I had read a handful of other articles that criticized Macklemore over this situation, but I hadn’t read any that point out WHY he shouldn’t have posted the text as well as Drake did. He laid it out perfectly. Why shut yourself down to give praise to someone else? You don’t have to brag about winning, but you also don’t have to diminish what you’ve just accomplished. He won 4 Grammys that night!! He killed it!! To make the focus about someone else NOT winning an award seems less than helpful to your own brand. Why not just be grateful for what you were awarded with? Or at least, if you really feel the need to apologize to another nominee, don’t post it for the world to see. Keep it private.

A lot of other controversaries surrounded the Macklemore wins, and I wont get into that now, but I want to end this post with one last Drake quote from that article which really highlights the mindset Macklemore should’ve left the Grammys with: “This is how the world works: He made a brand of music that appealed to more people than me, Hov, Kanye and Kendrick. Whether people wanna say it’s racial, or whether it’s just the fact that he tapped into something we can’t tap into. That’s just how the cards fall. Own your shit.

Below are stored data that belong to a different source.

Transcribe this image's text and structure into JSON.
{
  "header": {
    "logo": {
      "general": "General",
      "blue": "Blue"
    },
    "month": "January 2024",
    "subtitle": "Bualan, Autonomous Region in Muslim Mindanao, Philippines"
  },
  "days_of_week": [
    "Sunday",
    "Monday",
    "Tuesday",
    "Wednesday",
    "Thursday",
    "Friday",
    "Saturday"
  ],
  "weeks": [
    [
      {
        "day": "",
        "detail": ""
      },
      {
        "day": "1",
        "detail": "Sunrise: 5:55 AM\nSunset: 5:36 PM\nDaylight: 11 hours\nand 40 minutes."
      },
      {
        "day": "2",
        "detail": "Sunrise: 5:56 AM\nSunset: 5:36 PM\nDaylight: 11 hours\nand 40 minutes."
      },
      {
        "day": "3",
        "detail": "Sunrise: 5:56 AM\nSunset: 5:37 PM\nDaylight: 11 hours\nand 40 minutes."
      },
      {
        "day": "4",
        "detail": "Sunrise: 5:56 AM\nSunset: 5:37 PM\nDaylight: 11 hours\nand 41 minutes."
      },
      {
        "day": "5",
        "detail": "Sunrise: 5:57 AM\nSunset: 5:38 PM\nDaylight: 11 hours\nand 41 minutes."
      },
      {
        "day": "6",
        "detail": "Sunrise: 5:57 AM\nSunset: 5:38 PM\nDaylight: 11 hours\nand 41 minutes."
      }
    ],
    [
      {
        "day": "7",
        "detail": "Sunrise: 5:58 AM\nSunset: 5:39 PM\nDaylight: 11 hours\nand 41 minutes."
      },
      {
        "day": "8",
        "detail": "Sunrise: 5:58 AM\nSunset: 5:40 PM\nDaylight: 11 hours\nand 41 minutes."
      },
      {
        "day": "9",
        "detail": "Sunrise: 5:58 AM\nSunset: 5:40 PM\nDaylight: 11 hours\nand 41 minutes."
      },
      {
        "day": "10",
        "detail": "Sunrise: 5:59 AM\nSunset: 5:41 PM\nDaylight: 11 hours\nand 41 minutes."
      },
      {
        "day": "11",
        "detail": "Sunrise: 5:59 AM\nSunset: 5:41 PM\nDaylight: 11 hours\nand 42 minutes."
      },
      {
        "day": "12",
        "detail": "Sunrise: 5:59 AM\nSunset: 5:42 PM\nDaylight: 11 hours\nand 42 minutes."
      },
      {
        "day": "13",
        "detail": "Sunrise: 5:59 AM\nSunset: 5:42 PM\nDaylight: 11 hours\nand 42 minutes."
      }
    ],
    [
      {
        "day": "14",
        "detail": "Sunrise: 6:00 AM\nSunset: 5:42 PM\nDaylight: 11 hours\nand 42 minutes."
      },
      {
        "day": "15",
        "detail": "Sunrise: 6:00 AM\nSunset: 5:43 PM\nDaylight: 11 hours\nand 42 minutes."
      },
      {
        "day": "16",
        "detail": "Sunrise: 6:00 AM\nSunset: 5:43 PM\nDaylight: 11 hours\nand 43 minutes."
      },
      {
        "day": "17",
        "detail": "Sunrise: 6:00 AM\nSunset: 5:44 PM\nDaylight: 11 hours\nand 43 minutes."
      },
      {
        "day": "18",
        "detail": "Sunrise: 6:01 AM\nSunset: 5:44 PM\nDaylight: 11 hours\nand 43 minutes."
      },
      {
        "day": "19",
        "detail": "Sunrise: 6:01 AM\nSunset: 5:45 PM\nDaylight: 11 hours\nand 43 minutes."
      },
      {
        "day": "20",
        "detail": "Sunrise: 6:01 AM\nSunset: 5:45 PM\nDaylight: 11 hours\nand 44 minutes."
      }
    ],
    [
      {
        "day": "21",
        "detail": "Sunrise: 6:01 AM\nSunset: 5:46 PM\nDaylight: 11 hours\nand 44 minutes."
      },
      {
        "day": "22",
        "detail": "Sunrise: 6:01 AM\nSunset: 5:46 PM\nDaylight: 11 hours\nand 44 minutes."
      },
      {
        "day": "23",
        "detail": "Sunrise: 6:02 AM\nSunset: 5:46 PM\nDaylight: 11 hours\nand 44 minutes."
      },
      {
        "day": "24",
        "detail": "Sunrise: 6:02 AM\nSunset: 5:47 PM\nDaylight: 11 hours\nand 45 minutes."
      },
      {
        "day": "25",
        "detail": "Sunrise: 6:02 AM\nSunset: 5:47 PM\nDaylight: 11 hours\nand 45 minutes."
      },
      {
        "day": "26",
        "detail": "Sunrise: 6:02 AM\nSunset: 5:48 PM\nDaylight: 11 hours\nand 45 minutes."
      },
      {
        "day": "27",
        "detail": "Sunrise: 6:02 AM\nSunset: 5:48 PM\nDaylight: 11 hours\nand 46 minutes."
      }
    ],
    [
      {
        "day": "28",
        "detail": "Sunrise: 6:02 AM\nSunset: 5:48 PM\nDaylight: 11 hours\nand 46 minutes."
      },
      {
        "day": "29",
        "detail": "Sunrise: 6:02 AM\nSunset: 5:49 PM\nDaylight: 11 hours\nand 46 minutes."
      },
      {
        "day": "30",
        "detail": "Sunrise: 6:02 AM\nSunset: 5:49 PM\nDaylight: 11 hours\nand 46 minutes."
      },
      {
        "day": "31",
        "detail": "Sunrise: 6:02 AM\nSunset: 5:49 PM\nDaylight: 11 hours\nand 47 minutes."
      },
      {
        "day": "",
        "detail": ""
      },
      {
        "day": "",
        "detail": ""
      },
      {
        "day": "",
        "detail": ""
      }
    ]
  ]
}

Own your shit. It’s not an extremely delicate way of putting it, but it’s straight forward ,and I respect it and I like it. Across the board, when you are putting your work out there for the world to see, be proud of it, and be humble about it. You don’t have to advertise your huge ego, but you also don’t have to talk yourself down. All you have to do is produce the best work you can, accept praise when you get it, and work harder when you aren’t where you wanna be. Own your shit. You’re the only one who can make it better, or worse.


1 thought on “Stay humble, but “own your sh*t”.

  1. This is a great post and I really enjoyed reading it Amanda! You bring up some valid points about behavior in the rap game and the egos that dominate the music industry. When I saw that Macklemore had won the award over Kendrick Lamar, I wasn’t surprised at all. To me, and most fans of pure hip-hop, Kendrick’s album was much more thoughtful, lyrical, and inspirational than Macklemore’s Now, that is not to say Macklemore didn’t deliver a great album, because he did, but in my mind I knew Kendrick wouldn’t win because the album was “too ghetto” for a large portion of people and critics. As for the Macklemore tweet, I honestly believe he was trying to show respect to Kendrick, but it may have been interpreted wrong by some members of the media and fans. All in all, it is going to be exiting to see the future projects these two artists release in the upcoming months.